2007-07-05 / View From the Middle

View From The Middle

Good Reasons For Celebration: Then And Now
By Charles Rogers

By Charles Rogers

Hope you had a nice Fourth of July holiday. I don't want to sound too academic at this figurative beginning of summer and vacations, etc., but I hope also that, while you were cooking those hot dogs and chicken wings and tossing the salad, maybe a squeaker of a thought of why the holiday is celebrated might have popped into your mind.


Well, that's all right too. You can't deny, however, that, even as you watched the fireworks, there might have been a tiny shiver of patriotism running through your veins. Just a shiver's worth.

Can you imagine just what those first immigrants (now we're talkin' IMMIGRANTS!) were like? They were radicals of the highest measure. Not just hippies, of course, but close! Bohemians, for all intents and purposes. They didn't like what was going on. They knew there had to be a better way of doing things and, rather than live under the rule of a king, they'd just as well take off and start their own country; their own way of life, figuring that, well, they were God-fearing people who were on the side of right.
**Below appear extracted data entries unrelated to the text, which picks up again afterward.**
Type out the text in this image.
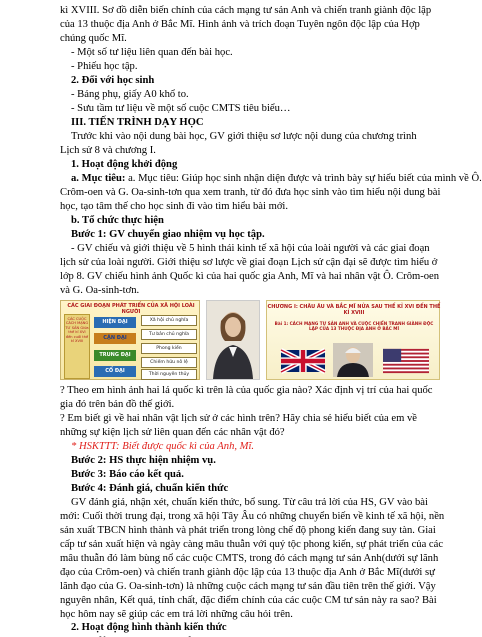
kì XVIII. Sơ đồ diễn biến chính của cách mạng tư sản Anh và chiến tranh giành độc lập
của 13 thuộc địa Anh ở Bắc Mĩ. Hình ảnh và trích đoạn Tuyên ngôn độc lập của Hợp
chúng quốc Mĩ.
- Một số tư liệu liên quan đến bài học.
- Phiếu học tập.
2. Đối với học sinh
- Bảng phụ, giấy A0 khổ to.
- Sưu tầm tư liệu về một số cuộc CMTS tiêu biểu…
III. TIẾN TRÌNH DẠY HỌC
Trước khi vào nội dung bài học, GV giới thiệu sơ lược nội dung của chương trình
Lịch sử 8 và chương I.
1. Hoạt động khởi động
a. Mục tiêu: a. Mục tiêu: Giúp học sinh nhận diện được và trình bày sự hiểu biết của mình về Ô.
Crôm-oen và G. Oa-sinh-tơn qua xem tranh, từ đó đưa học sinh vào tìm hiểu nội dung bài
học, tạo tâm thế cho học sinh đi vào tìm hiểu bài mới.
b. Tổ chức thực hiện
Bước 1: GV chuyển giao nhiệm vụ học tập.
- GV chiếu và giới thiệu về 5 hình thái kinh tế xã hội của loài người và các giai đoạn
lịch sử của loài người. Giới thiệu sơ lược về giai đoạn Lịch sử cận đại sẽ được tìm hiểu ở
lớp 8. GV chiếu hình ảnh Quốc kì của hai quốc gia Anh, Mĩ và hai nhân vật Ô. Crôm-oen
và G. Oa-sinh-tơn.
CÁC GIAI ĐOẠN PHÁT TRIỂN CỦA XÃ HỘI LOÀI NGƯỜI
CÁC CUỘC CÁCH MẠNG TƯ SẢN Giữa thế kỉ XVI đến cuối thế kỉ XVIII
HIỆN ĐẠI
CẬN ĐẠI
TRUNG ĐẠI
CỔ ĐẠI
Xã hội chủ nghĩa
Tư bản chủ nghĩa
Phong kiến
Chiếm hữu nô lệ
Thời nguyên thủy
CHƯƠNG I: CHÂU ÂU VÀ BẮC MĨ NỬA SAU THẾ KỈ XVI ĐẾN THẾ KỈ XVIII
Bài 1: CÁCH MẠNG TƯ SẢN ANH VÀ CUỘC CHIẾN TRANH GIÀNH ĐỘC LẬP CỦA 13 THUỘC ĐỊA ANH Ở BẮC MĨ
? Theo em hình ảnh hai lá quốc kì trên là của quốc gia nào? Xác định vị trí của hai quốc
gia đó trên bản đồ thế giới.
? Em biết gì về hai nhân vật lịch sử ở các hình trên? Hãy chia sẻ hiểu biết của em về
những sự kiện lịch sử liên quan đến các nhân vật đó?
* HSKTTT: Biết được quốc kì của Anh, Mĩ.
Bước 2: HS thực hiện nhiệm vụ.
Bước 3: Báo cáo kết quả.
Bước 4: Đánh giá, chuẩn kiến thức
GV đánh giá, nhận xét, chuẩn kiến thức, bổ sung. Từ câu trả lời của HS, GV vào bài
mới: Cuối thời trung đại, trong xã hội Tây Âu có những chuyển biến về kinh tế xã hội, nền
sản xuất TBCN hình thành và phát triển trong lòng chế độ phong kiến đang suy tàn. Giai
cấp tư sản xuất hiện và ngày càng mâu thuẫn với quý tộc phong kiến, sự phát triển của các
mâu thuẫn đó làm bùng nổ các cuộc CMTS, trong đó cách mạng tư sản Anh(dưới sự lãnh
đạo của Crôm-oen) và chiến tranh giành độc lập của 13 thuộc địa Anh ở Bắc Mĩ(dưới sự
lãnh đạo của G. Oa-sinh-tơn) là những cuộc cách mạng tư sản đầu tiên trên thế giới. Vậy
nguyên nhân, Kết quả, tính chất, đặc điểm chính của các cuộc CM tư sản này ra sao? Bài
học hôm nay sẽ giúp các em trả lời những câu hỏi trên.
2. Hoạt động hình thành kiến thức
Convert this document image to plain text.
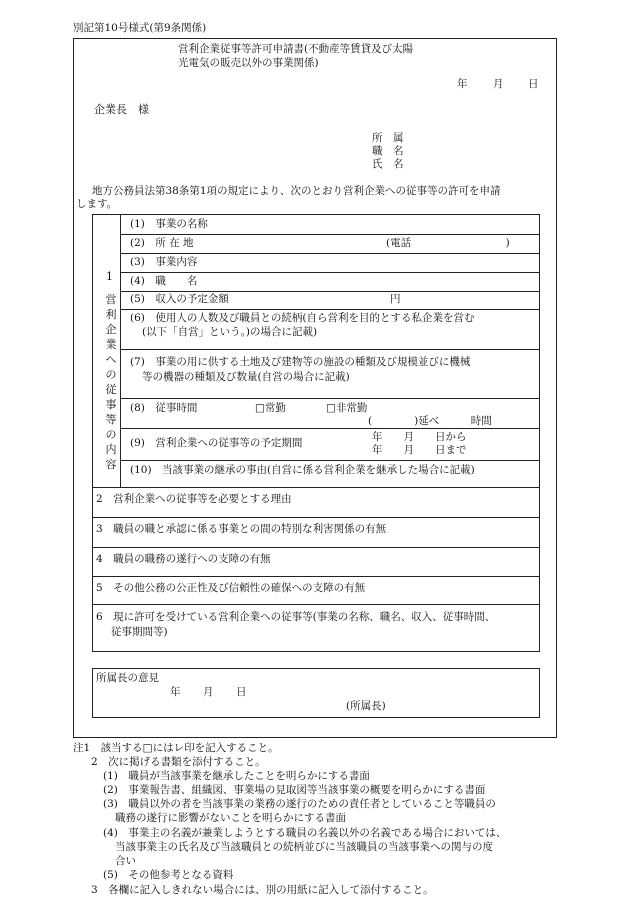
別記第10号様式(第9条関係)
営利企業従事等許可申請書(不動産等賃貸及び太陽
光電気の販売以外の事業関係)
年 月 日
企業長　様
所　属
職　名
氏　名
地方公務員法第38条第1項の規定により、次のとおり営利企業への従事等の許可を申請
します。
1
営
利
企
業
へ
の
従
事
等
の
内
容
(1)　事業の名称
(2)　所 在 地	(電話　　　　　　　　　)
(3)　事業内容
(4)　職　　名
(5)　収入の予定金額	円
(6)　使用人の人数及び職員との続柄(自ら営利を目的とする私企業を営む
(以下「自営」という。)の場合に記載)
(7)　事業の用に供する土地及び建物等の施設の種類及び規模並びに機械
等の機器の種類及び数量(自営の場合に記載)
(8)　従事時間	□常勤	□非常勤
(　　　　)延べ　　　時間
(9)　営利企業への従事等の予定期間	年　　月　　日から
年　　月　　日まで
(10)　当該事業の継承の事由(自営に係る営利企業を継承した場合に記載)
2　営利企業への従事等を必要とする理由
3　職員の職と承認に係る事業との間の特別な利害関係の有無
4　職員の職務の遂行への支障の有無
5　その他公務の公正性及び信頼性の確保への支障の有無
6　現に許可を受けている営利企業への従事等(事業の名称、職名、収入、従事時間、
従事期間等)
所属長の意見
年　　月　　日
(所属長)
注1　該当する□にはレ印を記入すること。
2　次に掲げる書類を添付すること。
(1)　職員が当該事業を継承したことを明らかにする書面
(2)　事業報告書、組織図、事業場の見取図等当該事業の概要を明らかにする書面
(3)　職員以外の者を当該事業の業務の遂行のための責任者としていること等職員の
職務の遂行に影響がないことを明らかにする書面
(4)　事業主の名義が兼業しようとする職員の名義以外の名義である場合においては、
当該事業主の氏名及び当該職員との続柄並びに当該職員の当該事業への関与の度
合い
(5)　その他参考となる資料
3　各欄に記入しきれない場合には、別の用紙に記入して添付すること。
How could there be anything wrong with that?

How courageous these people had to be! When the Pilgrims arrived here, they had nothing. Nothing. They set to building log cabins and primitive homes, while fighting everything from Indians to nature. Finally, a century and a half later, after they built colonies and established families and schools and houses of worship and turning the primitive homes into fine structures, they decided to sever all ties to the motherland.

I am still amazed at the guts these people had. At the risk of sounding like a second grade schoolteacher, the courage and fortitude to try this "new" form of government called democracy, where they would actually have people from the areas where they live represent them in a centralized unit, is astounding.

And when it was discovered that the country they were breaking from was going to use arms to prevent this uprising, they said, "No! We'll fight for our own privileges; for our own right to live as we please - or we'll die trying."

Now that's what I call having faith in your beliefs! There are courageous people…and then there are courageous people! No pretentiousness here. No flag-waving. Not yet, anyway. Not even a thought of patriotism at this point. It was a time for standing up for what is rightfully yours; for the fundamentals of life. Remember, they did it correctly - even wrote up Articles of Confederation and, what do you know? They also wrote a Declaration of Independence. They'd already formed an assembly they called the Continental Congress, which essentially voted on matters important to the colonies.

Now they had Thomas Jefferson, who was known to be an author of sorts, draft this declaration that said they did not have to cower or be beholden to one person, whether a king or queen or emperor or dictator. They would govern themselves.

Jefferson hied himself to a small hotel and wrote a large list of grievances, including the protestation of taxes without proper representation and cutting off trade with other countries. He took only about three weeks to get the declaration finished and brought it to the Continental Congress for corrections, additions and omissions. Finally, it was signed by 56 people, the representative leaders from the thirteen colonies. And they dated it July 4, 1776. Two hundred and thirty one years ago. Just imagine it. Picture it in your mind. They started a country.

My God! They started a new country!

Please read the final paragraph of this declaration that says the country would, from this day forward, be free and independent. Please read it:

"We, therefore, the Representatives of the United States of America, in General Congress, Assembled, appealing to the Supreme Judge of the world for the rectitude of our intentions, do, in thy Name, and by authority of the good People of these Colonies, solemnly publish and declare, that these united Colonies are, and of Right ought to be Free and Independent States, that they are absolved from all allegiance to the British Crown, and that all political connection between them and the State of Great Britain, is and ought to be totally dissolved; and that as Free and Independent States, they have full Power to levy war, conclude peace contract Alliances, establish Commerce, and to do all other Acts and Things which independent states may of right do. - And for the support of this Declaration, with a firm reliance on the protection of Divine Providence, we mutually pledge to each other our Lives, our Fortunes and our sacred Honor."